Conservative management. Patient has minimal disability with mild rotational abnormality. Simple observation of growth and development is appropriate. Patient will follow up yearly ath the Orthopaedice Upper Extremity Clinic at Shriner Hospital.

Good prognosis.

Author's Comments:
Surgical interventions for radioulnar synostosis have low success rates and are rarely attempted unless patient has significant functional loss (which this patient does not have). His limb length discrepancy is minimal on exam, as is the rotational deformity of 35 degrees pronation. If the deficit remains constant, compensation should be easily achieved.

A both-bone forearm rotational osteotomy can be performed to place the arm in a different position, closer to 90 degrees. However, with our technological society and use of computers this would most likely put him at a greater disadvantage. Currently patient is adapting well, training himself to function with the rotational loss.

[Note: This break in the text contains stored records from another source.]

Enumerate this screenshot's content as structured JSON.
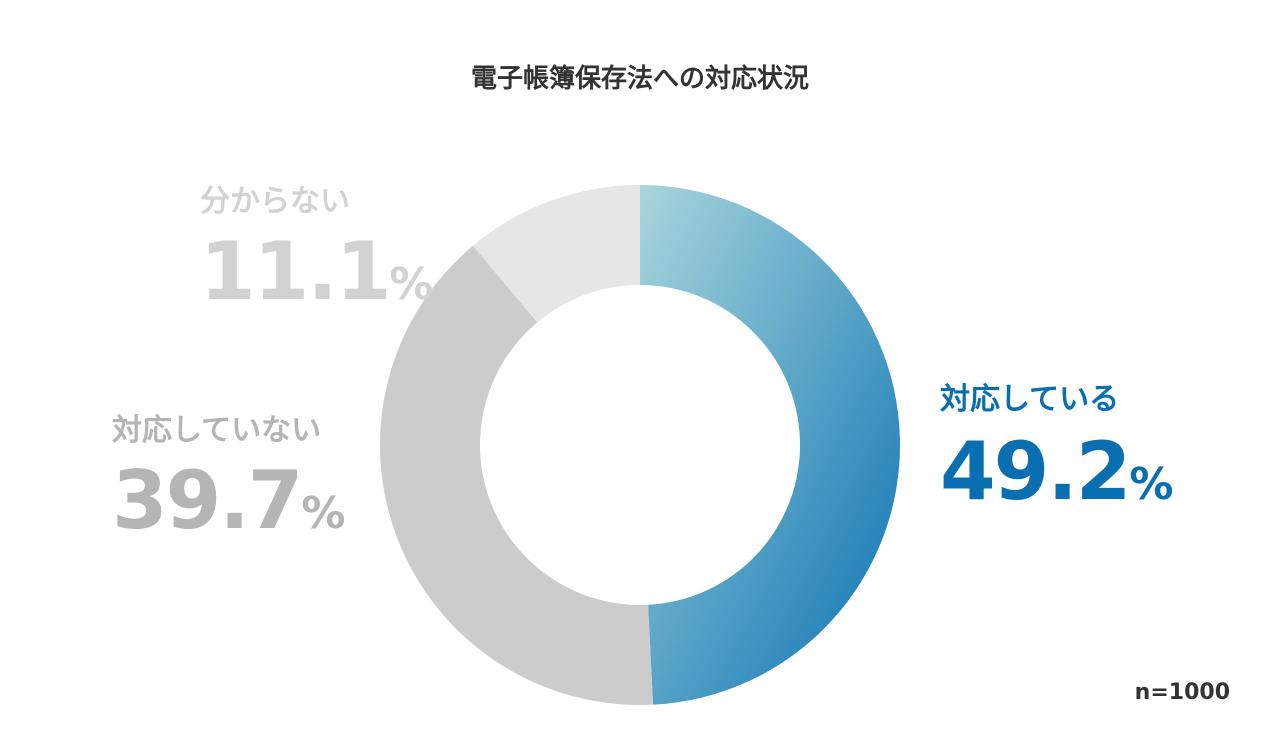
{
  "title": "電子帳簿保存法への対応状況",
  "sample_size": "n=1000",
  "colors": {
    "taiou_start": "#a9d6dc",
    "taiou_end": "#0a72b3",
    "not_taiou": "#cccccc",
    "unknown": "#e6e6e6",
    "label_taiou": "#0a6fb0",
    "label_not_taiou": "#b5b5b5",
    "label_unknown": "#d2d2d2"
  },
  "chart_data": {
    "type": "pie",
    "donut": true,
    "title": "電子帳簿保存法への対応状況",
    "categories": [
      "対応している",
      "対応していない",
      "分からない"
    ],
    "values": [
      49.2,
      39.7,
      11.1
    ],
    "unit": "%",
    "labels": {
      "taiou": {
        "category": "対応している",
        "value": "49.2",
        "unit": "%"
      },
      "not_taiou": {
        "category": "対応していない",
        "value": "39.7",
        "unit": "%"
      },
      "unknown": {
        "category": "分からない",
        "value": "11.1",
        "unit": "%"
      }
    }
  }
}
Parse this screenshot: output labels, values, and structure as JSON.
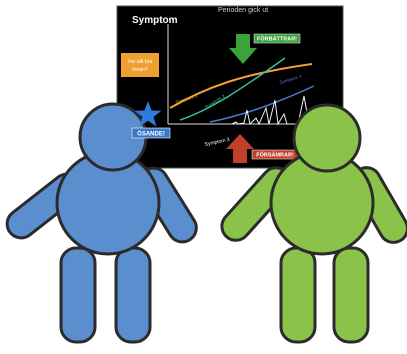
{
  "board": {
    "y_axis_title": "Symptom",
    "top_caption": "Perioden gick ut",
    "bg_color": "#000000"
  },
  "labels": {
    "var_allt_bra_line1": "Var allt bra",
    "var_allt_bra_line2": "innan?",
    "forbattrar": "FÖRBÄTTRAR!",
    "forsamrar": "FÖRSÄMRAR!",
    "osande": "ÖSANDE!",
    "symptom_1": "Symptom 1",
    "symptom_2": "Symptom 2",
    "symptom_3": "Symptom 3",
    "symptom_4": "Symptom 4"
  },
  "colors": {
    "person_blue": "#5b8ecf",
    "person_green": "#8bc34a",
    "outline": "#2b2b2b",
    "symptom_1": "#f0a030",
    "symptom_2": "#35c0a0",
    "symptom_3": "#ffffff",
    "symptom_4": "#4a7fd0",
    "star": "#2f7be0",
    "arrow_green": "#3aa33a",
    "arrow_red": "#c0402a",
    "label_orange": "#f0a030",
    "label_green": "#3aa33a",
    "label_red": "#c0402a",
    "label_blue": "#3a78c8"
  },
  "icons": [
    "star-icon",
    "arrow-down-icon",
    "arrow-up-icon"
  ]
}
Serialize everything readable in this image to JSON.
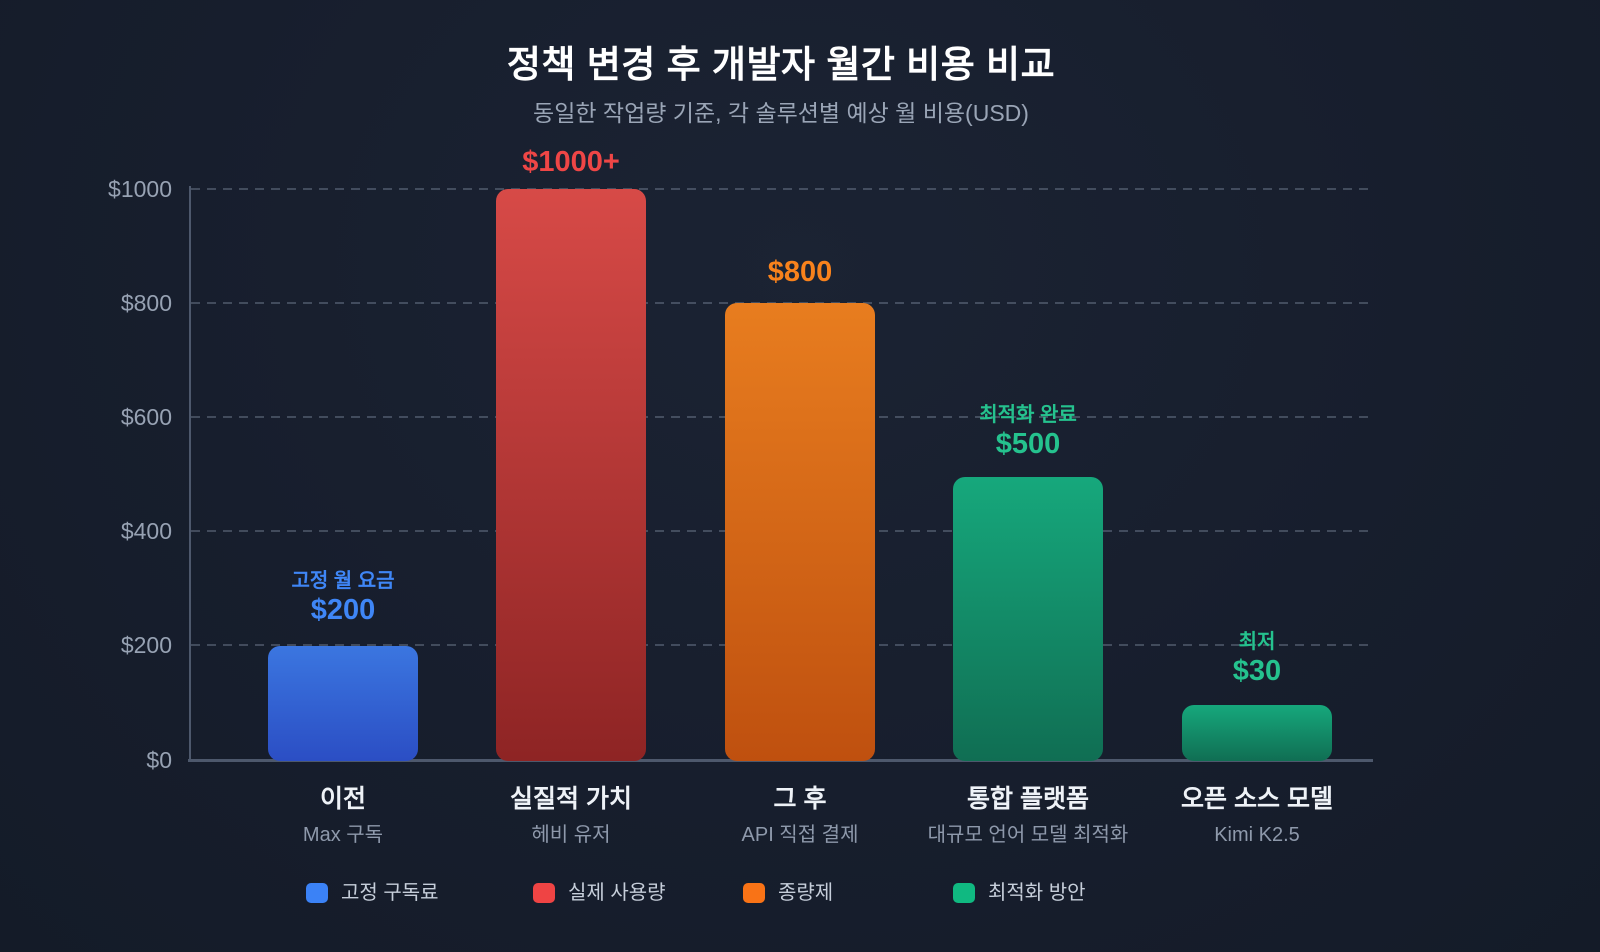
{
  "title": "정책 변경 후 개발자 월간 비용 비교",
  "subtitle": "동일한 작업량 기준, 각 솔루션별 예상 월 비용(USD)",
  "y_axis": {
    "ticks": [
      "$1000",
      "$800",
      "$600",
      "$400",
      "$200",
      "$0"
    ]
  },
  "bars": [
    {
      "caption": "고정 월 요금",
      "value_label": "$200",
      "category": "이전",
      "subcategory": "Max 구독",
      "color": "#3b82f6"
    },
    {
      "caption": "",
      "value_label": "$1000+",
      "category": "실질적 가치",
      "subcategory": "헤비 유저",
      "color": "#ef4444"
    },
    {
      "caption": "",
      "value_label": "$800",
      "category": "그 후",
      "subcategory": "API 직접 결제",
      "color": "#f97316"
    },
    {
      "caption": "최적화 완료",
      "value_label": "$500",
      "category": "통합 플랫폼",
      "subcategory": "대규모 언어 모델 최적화",
      "color": "#10b981"
    },
    {
      "caption": "최저",
      "value_label": "$30",
      "category": "오픈 소스 모델",
      "subcategory": "Kimi K2.5",
      "color": "#10b981"
    }
  ],
  "legend": [
    {
      "label": "고정 구독료",
      "color": "#3b82f6"
    },
    {
      "label": "실제 사용량",
      "color": "#ef4444"
    },
    {
      "label": "종량제",
      "color": "#f97316"
    },
    {
      "label": "최적화 방안",
      "color": "#10b981"
    }
  ],
  "chart_data": {
    "type": "bar",
    "title": "정책 변경 후 개발자 월간 비용 비교",
    "subtitle": "동일한 작업량 기준, 각 솔루션별 예상 월 비용(USD)",
    "categories": [
      "이전",
      "실질적 가치",
      "그 후",
      "통합 플랫폼",
      "오픈 소스 모델"
    ],
    "category_subtitles": [
      "Max 구독",
      "헤비 유저",
      "API 직접 결제",
      "대규모 언어 모델 최적화",
      "Kimi K2.5"
    ],
    "values": [
      200,
      1000,
      800,
      500,
      30
    ],
    "value_labels": [
      "$200",
      "$1000+",
      "$800",
      "$500",
      "$30"
    ],
    "bar_annotations": [
      "고정 월 요금",
      "",
      "",
      "최적화 완료",
      "최저"
    ],
    "series_colors": [
      "#3b82f6",
      "#ef4444",
      "#f97316",
      "#10b981",
      "#10b981"
    ],
    "legend_entries": [
      "고정 구독료",
      "실제 사용량",
      "종량제",
      "최적화 방안"
    ],
    "legend_position": "bottom",
    "ylim": [
      0,
      1000
    ],
    "y_ticks": [
      0,
      200,
      400,
      600,
      800,
      1000
    ],
    "grid": true,
    "currency": "USD"
  }
}
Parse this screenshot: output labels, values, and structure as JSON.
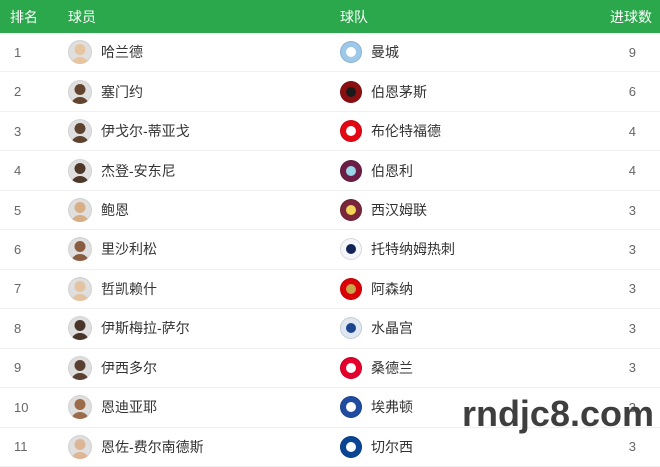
{
  "theme": {
    "header_bg": "#2aa84b",
    "row_border": "#f0f0f0",
    "rank_color": "#666666",
    "goals_color": "#666666",
    "name_color": "#333333"
  },
  "header": {
    "rank": "排名",
    "player": "球员",
    "team": "球队",
    "goals": "进球数"
  },
  "watermark": {
    "text": "rndjc8.com",
    "color": "#3e3e3e"
  },
  "rows": [
    {
      "rank": 1,
      "player": "哈兰德",
      "team": "曼城",
      "goals": 9,
      "avatar_tone": "#e6c5a0",
      "badge": {
        "primary": "#9ec8e9",
        "secondary": "#ffffff"
      }
    },
    {
      "rank": 2,
      "player": "塞门约",
      "team": "伯恩茅斯",
      "goals": 6,
      "avatar_tone": "#63452f",
      "badge": {
        "primary": "#8b0f12",
        "secondary": "#1a1a1a"
      }
    },
    {
      "rank": 3,
      "player": "伊戈尔-蒂亚戈",
      "team": "布伦特福德",
      "goals": 4,
      "avatar_tone": "#5d4330",
      "badge": {
        "primary": "#e30613",
        "secondary": "#ffffff"
      }
    },
    {
      "rank": 4,
      "player": "杰登-安东尼",
      "team": "伯恩利",
      "goals": 4,
      "avatar_tone": "#4e382a",
      "badge": {
        "primary": "#6c1d45",
        "secondary": "#99d6ea"
      }
    },
    {
      "rank": 5,
      "player": "鲍恩",
      "team": "西汉姆联",
      "goals": 3,
      "avatar_tone": "#d8ae85",
      "badge": {
        "primary": "#7a263a",
        "secondary": "#f3d459"
      }
    },
    {
      "rank": 6,
      "player": "里沙利松",
      "team": "托特纳姆热刺",
      "goals": 3,
      "avatar_tone": "#8a5d41",
      "badge": {
        "primary": "#f4f6fa",
        "secondary": "#132257"
      }
    },
    {
      "rank": 7,
      "player": "哲凯赖什",
      "team": "阿森纳",
      "goals": 3,
      "avatar_tone": "#e3c3a2",
      "badge": {
        "primary": "#db0007",
        "secondary": "#c8a44a"
      }
    },
    {
      "rank": 8,
      "player": "伊斯梅拉-萨尔",
      "team": "水晶宫",
      "goals": 3,
      "avatar_tone": "#49342a",
      "badge": {
        "primary": "#dfe7f2",
        "secondary": "#1b458f"
      }
    },
    {
      "rank": 9,
      "player": "伊西多尔",
      "team": "桑德兰",
      "goals": 3,
      "avatar_tone": "#5a4030",
      "badge": {
        "primary": "#e4002b",
        "secondary": "#ffffff"
      }
    },
    {
      "rank": 10,
      "player": "恩迪亚耶",
      "team": "埃弗顿",
      "goals": 3,
      "avatar_tone": "#9c6b4a",
      "badge": {
        "primary": "#1f4ba0",
        "secondary": "#ffffff"
      }
    },
    {
      "rank": 11,
      "player": "恩佐-费尔南德斯",
      "team": "切尔西",
      "goals": 3,
      "avatar_tone": "#ddb795",
      "badge": {
        "primary": "#0a4595",
        "secondary": "#ffffff"
      }
    }
  ]
}
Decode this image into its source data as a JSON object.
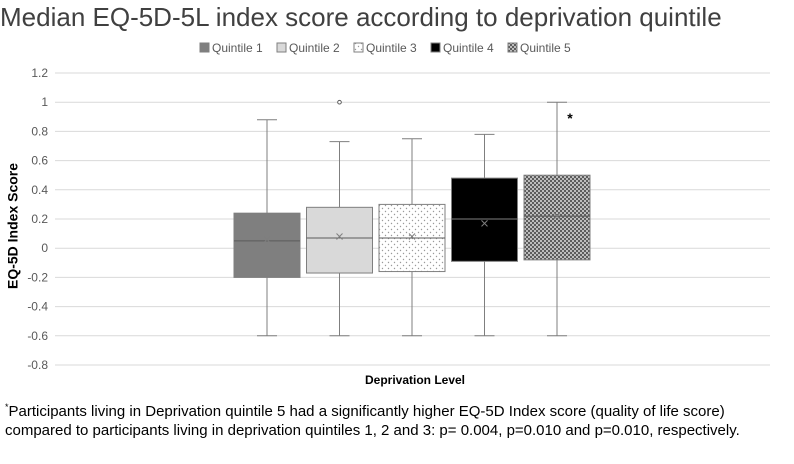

Stopping growth of the "normal" arm is also sometimes considered. Therefore, despite rotational differences the limb lengths are symmetric. However, this is usually not done for the upper extremities. As a patient continues to grow, if the discrepancy enlarges, this procedure would become more relevant.

Overall, the surgical options for radioulnar synostosis can be fraught with potential complications. With adequate compensation and otherwise normal development, observation and yearly progress evaluations are ideal for our patient.

1. Physicians at Shriner Hospital for Children, Orthopaedic Upper Extremity Clinic, Greenville, South Carolina.
2. Tachdjian, MO. The Neck and Upper Limb. In: Clinical Pediatric Orthopedics. Stamford, CT: Appleton and Lange; 1997. p.306-8.
3. Cleary JE, Over GE, Jr. Congenital proximal radio-ulnar synostosis. Natural history and functional assessment. Journal of Bone & Joint Surgery - American 1985; 67(4):539-45.